La méthode Farny ou l’importance du regard
Rebecca Onesti explique la méthodologie de la peintre. D’abord, elle immortalisait son sujet, à l’aide d’un Polaroid au début de sa carrière à Paris, puis avec un appareil photo argentique. Elle faisait développer le négatif choisi et en demandait aussi une diapositive, qu’elle projetait sur une toile pour la retracer au crayon. Enfin, la Romande peignait à partir d’une partie périphérique du tableau, procédant par étapes. Au début de sa carrière, elle utilisait des blocs de couleur uniforme. À la fin, pour ses natures mortes, des coups de pinceau plus visibles donnaient une touche vibrante à ses toiles.

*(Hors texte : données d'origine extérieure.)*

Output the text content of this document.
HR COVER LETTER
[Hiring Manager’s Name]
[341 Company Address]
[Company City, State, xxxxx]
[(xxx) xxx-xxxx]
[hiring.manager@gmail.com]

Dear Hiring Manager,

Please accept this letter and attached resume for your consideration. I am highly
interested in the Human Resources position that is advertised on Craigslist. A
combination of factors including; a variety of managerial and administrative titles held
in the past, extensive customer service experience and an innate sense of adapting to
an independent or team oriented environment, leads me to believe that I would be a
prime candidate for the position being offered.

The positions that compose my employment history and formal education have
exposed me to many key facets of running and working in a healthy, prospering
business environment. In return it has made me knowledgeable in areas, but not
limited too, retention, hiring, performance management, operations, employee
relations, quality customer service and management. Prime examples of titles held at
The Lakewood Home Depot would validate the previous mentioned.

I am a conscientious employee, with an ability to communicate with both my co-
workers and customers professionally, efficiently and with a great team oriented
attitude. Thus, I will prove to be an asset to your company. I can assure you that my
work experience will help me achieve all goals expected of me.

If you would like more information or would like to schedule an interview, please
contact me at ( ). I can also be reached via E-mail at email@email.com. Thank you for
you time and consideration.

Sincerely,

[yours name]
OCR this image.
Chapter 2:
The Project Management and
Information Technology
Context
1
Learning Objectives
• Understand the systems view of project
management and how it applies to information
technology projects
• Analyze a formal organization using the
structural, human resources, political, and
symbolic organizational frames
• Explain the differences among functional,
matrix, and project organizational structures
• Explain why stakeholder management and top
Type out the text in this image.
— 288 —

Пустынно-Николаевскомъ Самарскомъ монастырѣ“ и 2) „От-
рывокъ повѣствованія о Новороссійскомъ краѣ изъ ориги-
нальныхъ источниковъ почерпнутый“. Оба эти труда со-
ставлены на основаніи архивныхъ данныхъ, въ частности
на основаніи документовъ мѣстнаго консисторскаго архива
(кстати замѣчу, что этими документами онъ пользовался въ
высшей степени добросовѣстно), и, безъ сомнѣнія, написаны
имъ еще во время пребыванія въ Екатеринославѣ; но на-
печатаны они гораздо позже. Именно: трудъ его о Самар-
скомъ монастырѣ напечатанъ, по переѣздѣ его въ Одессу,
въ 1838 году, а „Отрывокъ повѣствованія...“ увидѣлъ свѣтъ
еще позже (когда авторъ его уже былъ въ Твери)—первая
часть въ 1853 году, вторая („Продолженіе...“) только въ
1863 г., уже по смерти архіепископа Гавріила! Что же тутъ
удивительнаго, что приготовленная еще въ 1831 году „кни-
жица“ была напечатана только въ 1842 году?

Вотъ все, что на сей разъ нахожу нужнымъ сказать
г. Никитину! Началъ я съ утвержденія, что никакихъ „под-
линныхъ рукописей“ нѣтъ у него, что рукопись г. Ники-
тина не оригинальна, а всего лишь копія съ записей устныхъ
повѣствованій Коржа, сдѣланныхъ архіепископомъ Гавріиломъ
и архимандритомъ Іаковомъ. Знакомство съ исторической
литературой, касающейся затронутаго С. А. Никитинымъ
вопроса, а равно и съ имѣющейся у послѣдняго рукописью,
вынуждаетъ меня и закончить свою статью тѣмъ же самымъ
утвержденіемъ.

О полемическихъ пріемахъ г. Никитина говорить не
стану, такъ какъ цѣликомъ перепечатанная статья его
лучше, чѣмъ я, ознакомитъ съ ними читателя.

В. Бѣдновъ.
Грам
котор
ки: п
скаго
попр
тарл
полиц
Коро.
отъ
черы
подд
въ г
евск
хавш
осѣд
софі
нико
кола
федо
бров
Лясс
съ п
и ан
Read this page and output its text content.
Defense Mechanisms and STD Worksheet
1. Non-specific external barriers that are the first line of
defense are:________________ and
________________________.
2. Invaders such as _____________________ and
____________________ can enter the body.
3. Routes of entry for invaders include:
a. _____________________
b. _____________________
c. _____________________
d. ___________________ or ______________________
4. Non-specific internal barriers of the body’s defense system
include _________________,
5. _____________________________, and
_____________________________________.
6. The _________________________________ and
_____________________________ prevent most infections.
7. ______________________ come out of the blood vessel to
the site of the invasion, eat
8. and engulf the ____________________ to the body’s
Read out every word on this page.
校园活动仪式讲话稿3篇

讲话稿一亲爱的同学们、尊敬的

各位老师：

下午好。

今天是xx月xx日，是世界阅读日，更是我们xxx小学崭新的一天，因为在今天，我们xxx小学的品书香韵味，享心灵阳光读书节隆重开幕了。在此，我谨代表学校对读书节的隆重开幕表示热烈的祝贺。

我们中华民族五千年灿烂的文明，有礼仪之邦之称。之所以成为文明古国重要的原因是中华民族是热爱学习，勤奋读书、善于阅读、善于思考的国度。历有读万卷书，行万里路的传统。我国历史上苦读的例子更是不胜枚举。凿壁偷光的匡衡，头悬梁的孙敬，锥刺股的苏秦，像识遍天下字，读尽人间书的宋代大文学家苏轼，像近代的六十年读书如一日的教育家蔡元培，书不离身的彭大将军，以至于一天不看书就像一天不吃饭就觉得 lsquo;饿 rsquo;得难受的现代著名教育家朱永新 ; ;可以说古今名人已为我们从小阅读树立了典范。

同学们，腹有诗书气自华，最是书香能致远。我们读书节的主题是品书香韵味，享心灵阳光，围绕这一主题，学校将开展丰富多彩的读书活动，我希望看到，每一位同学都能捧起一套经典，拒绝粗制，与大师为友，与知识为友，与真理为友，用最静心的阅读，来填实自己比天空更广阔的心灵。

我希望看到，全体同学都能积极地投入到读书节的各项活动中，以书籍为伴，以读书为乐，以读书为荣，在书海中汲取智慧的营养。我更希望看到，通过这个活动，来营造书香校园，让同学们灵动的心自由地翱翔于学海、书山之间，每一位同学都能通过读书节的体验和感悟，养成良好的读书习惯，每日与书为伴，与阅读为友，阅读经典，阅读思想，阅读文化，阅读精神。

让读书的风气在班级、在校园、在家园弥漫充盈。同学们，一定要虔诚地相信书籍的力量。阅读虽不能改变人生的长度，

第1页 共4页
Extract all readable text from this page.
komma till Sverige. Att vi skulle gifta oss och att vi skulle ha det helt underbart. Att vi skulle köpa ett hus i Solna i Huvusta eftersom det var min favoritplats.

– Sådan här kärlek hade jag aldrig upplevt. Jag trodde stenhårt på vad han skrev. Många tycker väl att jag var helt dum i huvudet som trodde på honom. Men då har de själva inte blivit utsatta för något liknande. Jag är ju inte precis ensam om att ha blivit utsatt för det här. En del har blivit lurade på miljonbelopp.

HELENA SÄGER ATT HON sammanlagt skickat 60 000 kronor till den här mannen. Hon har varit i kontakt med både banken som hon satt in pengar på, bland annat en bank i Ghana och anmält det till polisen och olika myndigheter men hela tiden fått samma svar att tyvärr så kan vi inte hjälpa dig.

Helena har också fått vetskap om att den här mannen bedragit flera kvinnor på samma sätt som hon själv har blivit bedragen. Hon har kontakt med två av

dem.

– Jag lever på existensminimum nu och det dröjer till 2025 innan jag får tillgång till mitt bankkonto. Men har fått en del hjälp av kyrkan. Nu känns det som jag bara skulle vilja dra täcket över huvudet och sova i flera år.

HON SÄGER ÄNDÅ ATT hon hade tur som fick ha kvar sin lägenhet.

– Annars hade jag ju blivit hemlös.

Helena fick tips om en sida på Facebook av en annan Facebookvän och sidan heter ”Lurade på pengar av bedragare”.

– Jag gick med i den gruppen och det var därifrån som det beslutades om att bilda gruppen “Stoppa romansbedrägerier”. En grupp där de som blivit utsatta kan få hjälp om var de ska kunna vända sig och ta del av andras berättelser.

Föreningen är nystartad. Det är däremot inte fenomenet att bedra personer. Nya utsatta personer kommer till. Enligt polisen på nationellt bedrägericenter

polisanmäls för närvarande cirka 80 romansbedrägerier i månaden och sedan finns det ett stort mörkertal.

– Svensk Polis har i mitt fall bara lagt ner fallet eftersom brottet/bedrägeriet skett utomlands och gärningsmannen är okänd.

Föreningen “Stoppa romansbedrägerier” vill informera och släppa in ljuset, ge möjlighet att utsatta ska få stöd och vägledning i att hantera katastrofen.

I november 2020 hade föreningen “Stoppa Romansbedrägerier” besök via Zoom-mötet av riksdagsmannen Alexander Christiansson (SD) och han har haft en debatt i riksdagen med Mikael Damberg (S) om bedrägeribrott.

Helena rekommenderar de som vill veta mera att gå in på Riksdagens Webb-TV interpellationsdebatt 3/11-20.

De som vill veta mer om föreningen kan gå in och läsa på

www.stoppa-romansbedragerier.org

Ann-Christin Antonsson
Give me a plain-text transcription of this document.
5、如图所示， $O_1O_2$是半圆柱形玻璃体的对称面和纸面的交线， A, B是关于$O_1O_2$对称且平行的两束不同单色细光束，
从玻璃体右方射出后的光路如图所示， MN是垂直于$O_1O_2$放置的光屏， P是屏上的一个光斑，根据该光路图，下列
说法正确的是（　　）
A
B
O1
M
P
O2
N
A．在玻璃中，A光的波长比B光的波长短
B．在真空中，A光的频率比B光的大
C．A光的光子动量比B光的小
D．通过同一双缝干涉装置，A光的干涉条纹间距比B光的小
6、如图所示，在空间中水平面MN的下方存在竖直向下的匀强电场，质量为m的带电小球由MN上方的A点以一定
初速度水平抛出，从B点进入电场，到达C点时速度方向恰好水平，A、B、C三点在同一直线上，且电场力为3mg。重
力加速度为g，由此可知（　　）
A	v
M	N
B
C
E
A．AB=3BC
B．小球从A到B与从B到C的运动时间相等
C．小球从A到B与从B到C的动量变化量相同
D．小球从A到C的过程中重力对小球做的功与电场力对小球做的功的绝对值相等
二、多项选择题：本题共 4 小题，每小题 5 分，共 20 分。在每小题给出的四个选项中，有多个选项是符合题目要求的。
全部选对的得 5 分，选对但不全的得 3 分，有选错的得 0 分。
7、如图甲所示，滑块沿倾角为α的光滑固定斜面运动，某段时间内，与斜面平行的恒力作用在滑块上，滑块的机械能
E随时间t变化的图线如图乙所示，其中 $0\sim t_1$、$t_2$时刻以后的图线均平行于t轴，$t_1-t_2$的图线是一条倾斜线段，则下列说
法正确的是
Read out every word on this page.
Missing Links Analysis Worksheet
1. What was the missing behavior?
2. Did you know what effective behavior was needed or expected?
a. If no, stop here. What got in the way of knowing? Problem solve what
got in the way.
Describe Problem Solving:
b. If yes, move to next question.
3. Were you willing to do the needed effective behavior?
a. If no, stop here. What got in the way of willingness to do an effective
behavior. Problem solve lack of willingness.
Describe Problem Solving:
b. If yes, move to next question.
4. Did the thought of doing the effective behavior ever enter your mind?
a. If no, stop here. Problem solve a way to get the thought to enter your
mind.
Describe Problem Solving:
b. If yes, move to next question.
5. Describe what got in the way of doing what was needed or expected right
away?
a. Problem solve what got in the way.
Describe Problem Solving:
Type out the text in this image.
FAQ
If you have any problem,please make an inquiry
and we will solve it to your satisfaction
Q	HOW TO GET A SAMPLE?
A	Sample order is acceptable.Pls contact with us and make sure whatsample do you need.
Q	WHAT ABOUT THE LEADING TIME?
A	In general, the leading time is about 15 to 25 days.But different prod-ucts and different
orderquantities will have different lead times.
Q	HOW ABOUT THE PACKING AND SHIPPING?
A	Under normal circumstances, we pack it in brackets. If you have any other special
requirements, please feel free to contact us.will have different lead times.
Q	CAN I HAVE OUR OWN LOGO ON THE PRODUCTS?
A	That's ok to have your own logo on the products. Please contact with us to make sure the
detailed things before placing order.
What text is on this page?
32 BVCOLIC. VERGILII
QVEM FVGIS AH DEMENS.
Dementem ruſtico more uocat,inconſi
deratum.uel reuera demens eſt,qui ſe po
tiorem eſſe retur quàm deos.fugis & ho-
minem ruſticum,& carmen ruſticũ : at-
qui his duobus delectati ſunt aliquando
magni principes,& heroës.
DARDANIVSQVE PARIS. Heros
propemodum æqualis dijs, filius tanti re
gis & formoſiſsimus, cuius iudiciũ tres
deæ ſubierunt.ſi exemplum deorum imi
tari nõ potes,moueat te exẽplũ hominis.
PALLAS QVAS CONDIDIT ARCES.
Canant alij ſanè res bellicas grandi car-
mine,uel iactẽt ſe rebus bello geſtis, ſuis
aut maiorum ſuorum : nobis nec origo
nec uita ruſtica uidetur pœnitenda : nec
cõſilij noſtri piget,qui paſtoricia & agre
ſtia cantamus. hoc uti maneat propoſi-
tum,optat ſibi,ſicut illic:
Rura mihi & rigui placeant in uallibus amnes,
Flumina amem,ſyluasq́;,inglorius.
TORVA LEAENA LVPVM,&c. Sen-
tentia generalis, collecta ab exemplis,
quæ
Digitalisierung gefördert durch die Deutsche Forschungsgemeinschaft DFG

Si le procédé d’Émilienne Farny ressemble à celui des photoréalistes des années 60, qui reproduisaient la photo dans un but de mimesis, le travail de la Romande est autre. « L’artiste voulait se rapprocher de la réalité mais ne pas la copier, indique la jeune historienne de l’art. Si l’on regarde ses photos, on voit notre quotidien. Au contraire, grâce à son filtre pictural, Émilienne Farny réécrit la réalité et met en évidence ses sujets. » Comme pour sa série ironique « Le bonheur suisse » peinte à son retour de Paris, représentant des villas proprettes et standardisées. Rebecca Onesti avance : « La peintre invite son public à regarder la réalité en face, en attirant l’attention sur des détails normalement inaperçus. » D’où le titre de l’exposition : « Le regard absolu ».
Camera obscura contemporaine ?
Autre point clé relevé par l’étudiante, Émilienne Farny considérait la photographie de façon mécanique et ne se percevait pas comme photographe. « Elle appréciait la photographie documentaire et publicitaire, mais dès que cela comportait une prétention artistique, elle trouvait cela injustifié. »
Rebecca Onesti compare son procédé à celle de la camera obscura, sorte d’ancêtre de la photographie, un principe prisé notamment par les peintres, comme l’Italien Canaletto au XVIIe siècle : un petit trou dans une chambre noire ou une boîte obscure permettait une projection du paysage extérieur. Grâce à cela, l’artiste fixait la composition, tout comme Émilienne Farny avec son projecteur. Autre argument, le cadrage : « Dans les peintures faites à l’aide de la camera obscura, l’image est un peu coupée. Émilienne Farny recadrait aussi ses photos. »
Transmission au public
Si Émilienne Farny était en vie, la jeune femme lui demanderait son avis sur ses hypothèses. « Je vérifierais aussi si elle est d’accord d’exposer ses photos. » Analyser l’œuvre d’une femme, suisse et même installée à Lausanne, et effectuer ce travail de recherche lui ont beaucoup plu. Elle a pu mener des visites guidées lors de la Nuit des musées le 23 septembre. Un exercice enrichissant, qu’elle souhaite réitérer.
À découvrir
« Émilienne Farny, le regard absolu » : Musée d’art de Pully, jusqu’au 3 décembre 2023. Commissariat : Michel Thévoz et Laurent Langer.